Aber es hatte auch noch einen anderen Anfang gegeben, später, nachdem er Michail und seine Mutter verlassen hatte, um in die Welt hinauszuziehen – und um mit seinen sechzehn Jahren dann doch nur bis Rotthurn zu kommen und durch den Kirchenraub für immer und alle Zeiten gebrandmarkt zu werden. Einsam und verwirrt hatte er sich auf den Rückweg zu dem einfachen Haus seiner Mutter gemacht. Auf dem Weg dorthin, mitten in abgelegenem Berggebiet, war er auf Raqi gestoßen. Auch sie war auf der Flucht gewesen. Zusammen hatten sie bei seiner Mutter und Michail Unterschlupf gefunden, bis einer nach dem anderen von ihm gegangen war.

Kurz nachdem Raqi zu ihnen gestoßen war, hatte es angefangen. Zuerst waren es nur merkwürdige Geräusche gewesen und Fußspuren, die sich in den kärglichen Boden eingegraben hatten, auf dem sie ihre Hütte errichtet hatten. Später dann war es zu hinterhältigen Angriffen durch Unbekannte gekommen, derer sie nie hatten habhaft werden können.

Inzwischen waren sie alle tot. Seine Mutter hatten sie erwischt, als sie ihren kleinen Kräutergarten gejätet hatte. Bevor Michail und er, durch einen schrecklichen Tumult angelockt, den hinter einen Hügel gelegenen Garten erreicht hatten, war es schon zu spät gewesen. Mit groben Steinen und spitz zulaufenden Holzlatten war seine Mutter fast zu Tode geprügelt worden – die Täter hatten sie nie ausfindig machen können.

Von den Folgen des Angriffs hatte sich seine Mutter nie erholt. Wenige Wochen danach war sie an ihren Verletzungen elendiglich zugrunde gegangen. Nur zwei Jahre später war Michail Nadasdy nach einem heimtückischen Attentat an den Folgen eines Schwerthiebs nach tagelangem Siechtum in seinen Armen verblutet. Raqi war dagegen auf natürliche, aber nicht minder entsetzliche Weise im Kindbett gestorben – und mit ihr seine Tochter, die kaum das Tageslicht erblickt hatte, bevor sie der Herr zu sich geholt hatte.

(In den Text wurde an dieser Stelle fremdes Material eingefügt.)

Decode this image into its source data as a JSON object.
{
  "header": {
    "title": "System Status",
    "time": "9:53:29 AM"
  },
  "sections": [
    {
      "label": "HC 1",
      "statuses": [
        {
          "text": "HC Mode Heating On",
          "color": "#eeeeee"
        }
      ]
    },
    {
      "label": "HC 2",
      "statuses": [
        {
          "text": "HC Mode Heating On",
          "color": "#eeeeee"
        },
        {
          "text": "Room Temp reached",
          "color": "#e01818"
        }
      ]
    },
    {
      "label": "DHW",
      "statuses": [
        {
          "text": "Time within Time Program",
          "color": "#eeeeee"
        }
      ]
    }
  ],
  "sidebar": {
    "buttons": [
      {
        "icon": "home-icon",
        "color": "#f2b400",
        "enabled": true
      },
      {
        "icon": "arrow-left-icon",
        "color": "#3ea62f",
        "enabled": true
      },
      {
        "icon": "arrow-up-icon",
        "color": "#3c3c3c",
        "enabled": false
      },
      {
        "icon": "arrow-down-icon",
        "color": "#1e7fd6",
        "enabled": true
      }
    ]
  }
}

Es hatte in dieser Zeit nicht einen Tag, nicht eine Stunde gegeben, in der er nicht daran gedacht hätte, seinem Leben selbst ein Ende zu setzen. Er hatte keine Angst vor dem Tod. Ganz im Gegenteil; der Tod erschien ihm wie ein sanfter alter Freund, der alle Sorgen und alle Trauer von ihm nehmen würde. Denn wie er es auch drehte und wendete: Er hatte die Menschen, die ihm auf der ganzen Welt am meisten bedeuteten, mit eigenen Händen beerdigt. Nur ihm war die Gnade des Todes bisher nicht zuteil geworden.

Was also hatte ihn hierher geführt? Ein Instinkt, wie er manche Tiere dazu brachte, an den Ort ihrer Geburt zurückzukehren, um dort zu sterben? War er es Raqi schuldig, ihr zu folgen und seinem Leben ein Ende zu setzen? Oder vielleicht ein noch viel, viel älteres Gefühl – Einsamkeit?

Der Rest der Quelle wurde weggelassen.